SAN ANTONIO — In the St. Philip’s College manufacturing lab is a lot of high-tech equipment.
“No one would give their kid keys to a Corvette, but we do here,” that Corvette is a Haas ST 10 machine tool, which the college spent millions of dollars in CARES Act money to outfit for its students.
“We find ourselves to be ahead of our time,” Program Director and Assistant Professor Anthony Broderick is teaching the next generation, often high school students when they’re 17 or 18 years old.
“You’ll find half the job descriptions out there have our core courses, essentially those are the skillsets they’re looking for. Precision management, blueprint management, basic machining, CNC controls,”
Broderick says training at the college is working with things like this material handling arm.

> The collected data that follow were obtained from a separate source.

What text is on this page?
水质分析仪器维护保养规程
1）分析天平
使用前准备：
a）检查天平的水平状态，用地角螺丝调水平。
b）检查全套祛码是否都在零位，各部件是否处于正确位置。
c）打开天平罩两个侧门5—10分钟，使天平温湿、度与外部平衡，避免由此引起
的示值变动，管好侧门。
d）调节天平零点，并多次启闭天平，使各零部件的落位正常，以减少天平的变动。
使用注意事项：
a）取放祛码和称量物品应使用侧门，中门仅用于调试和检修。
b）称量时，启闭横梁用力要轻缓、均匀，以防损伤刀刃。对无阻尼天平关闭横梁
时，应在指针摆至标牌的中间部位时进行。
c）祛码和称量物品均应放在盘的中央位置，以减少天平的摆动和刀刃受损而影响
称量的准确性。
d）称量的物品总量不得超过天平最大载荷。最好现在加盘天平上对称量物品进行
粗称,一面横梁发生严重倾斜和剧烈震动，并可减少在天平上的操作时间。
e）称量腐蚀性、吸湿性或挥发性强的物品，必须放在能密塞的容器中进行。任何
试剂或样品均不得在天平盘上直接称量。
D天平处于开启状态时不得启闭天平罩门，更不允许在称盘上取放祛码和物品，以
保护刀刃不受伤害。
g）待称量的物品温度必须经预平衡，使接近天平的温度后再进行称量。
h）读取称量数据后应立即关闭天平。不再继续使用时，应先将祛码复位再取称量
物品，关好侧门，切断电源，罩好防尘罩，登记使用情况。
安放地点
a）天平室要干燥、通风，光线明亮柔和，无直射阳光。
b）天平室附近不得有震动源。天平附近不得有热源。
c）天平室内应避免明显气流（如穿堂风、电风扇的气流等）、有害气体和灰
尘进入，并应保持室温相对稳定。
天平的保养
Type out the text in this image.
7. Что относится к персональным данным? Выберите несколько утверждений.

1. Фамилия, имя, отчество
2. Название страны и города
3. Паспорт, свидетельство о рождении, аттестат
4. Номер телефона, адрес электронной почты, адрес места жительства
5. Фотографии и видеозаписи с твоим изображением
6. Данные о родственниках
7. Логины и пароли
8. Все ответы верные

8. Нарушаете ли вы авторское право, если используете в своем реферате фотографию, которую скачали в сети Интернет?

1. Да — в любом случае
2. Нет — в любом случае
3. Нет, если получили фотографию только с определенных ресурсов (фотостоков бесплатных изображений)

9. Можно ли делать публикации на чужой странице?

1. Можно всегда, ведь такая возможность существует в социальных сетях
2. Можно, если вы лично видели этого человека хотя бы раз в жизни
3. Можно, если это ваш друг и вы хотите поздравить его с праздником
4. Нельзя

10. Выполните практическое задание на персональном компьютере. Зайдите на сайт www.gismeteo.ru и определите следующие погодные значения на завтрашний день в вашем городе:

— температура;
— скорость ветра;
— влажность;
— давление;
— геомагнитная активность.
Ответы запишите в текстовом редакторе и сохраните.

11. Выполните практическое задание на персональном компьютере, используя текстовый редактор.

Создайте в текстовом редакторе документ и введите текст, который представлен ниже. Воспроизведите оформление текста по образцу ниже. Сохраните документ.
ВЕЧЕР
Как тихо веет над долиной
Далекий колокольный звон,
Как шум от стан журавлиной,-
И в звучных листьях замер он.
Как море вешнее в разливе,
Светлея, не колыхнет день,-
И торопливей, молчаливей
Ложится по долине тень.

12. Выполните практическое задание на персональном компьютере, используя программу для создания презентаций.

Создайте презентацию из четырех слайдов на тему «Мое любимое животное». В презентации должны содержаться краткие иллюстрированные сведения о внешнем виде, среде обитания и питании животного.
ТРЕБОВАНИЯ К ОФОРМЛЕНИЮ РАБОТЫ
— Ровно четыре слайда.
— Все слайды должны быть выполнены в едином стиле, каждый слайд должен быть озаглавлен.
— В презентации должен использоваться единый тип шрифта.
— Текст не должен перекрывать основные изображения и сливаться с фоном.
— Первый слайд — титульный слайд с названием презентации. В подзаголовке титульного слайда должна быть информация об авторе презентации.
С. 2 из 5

The machines make tasks on the assembly line easy.
State lawmakers want to create performance tier funding for community colleges based on measurable outcomes.
Those measurable outcomes include: the number of students who earn at least 15 semester credit hours, students who complete a sequence of at least 15 credits for dual credit courses that apply toward academic or workforce programs, and the number of credentials of value awarded.
Texas Workforce Commission chairman Bryan Daniel told a House committee that community colleges can close the skills gap, which is facing two million Texans.
“Their ability to create flexible programs that address these training needs is absolutely critical and they use a number of tools to do that, but we’ve reached the point where we need a few more tools,” Daniel said during testimony last week.
And with these tools provided by community colleges, Broderick says it doesn’t take a lot of time to close that gap.
“You don’t even have to do a full two years, we have one year certifications so you can feel it out, find out where you want to go,” Broderick says it will help set students up to start high-paying, in-demand jobs.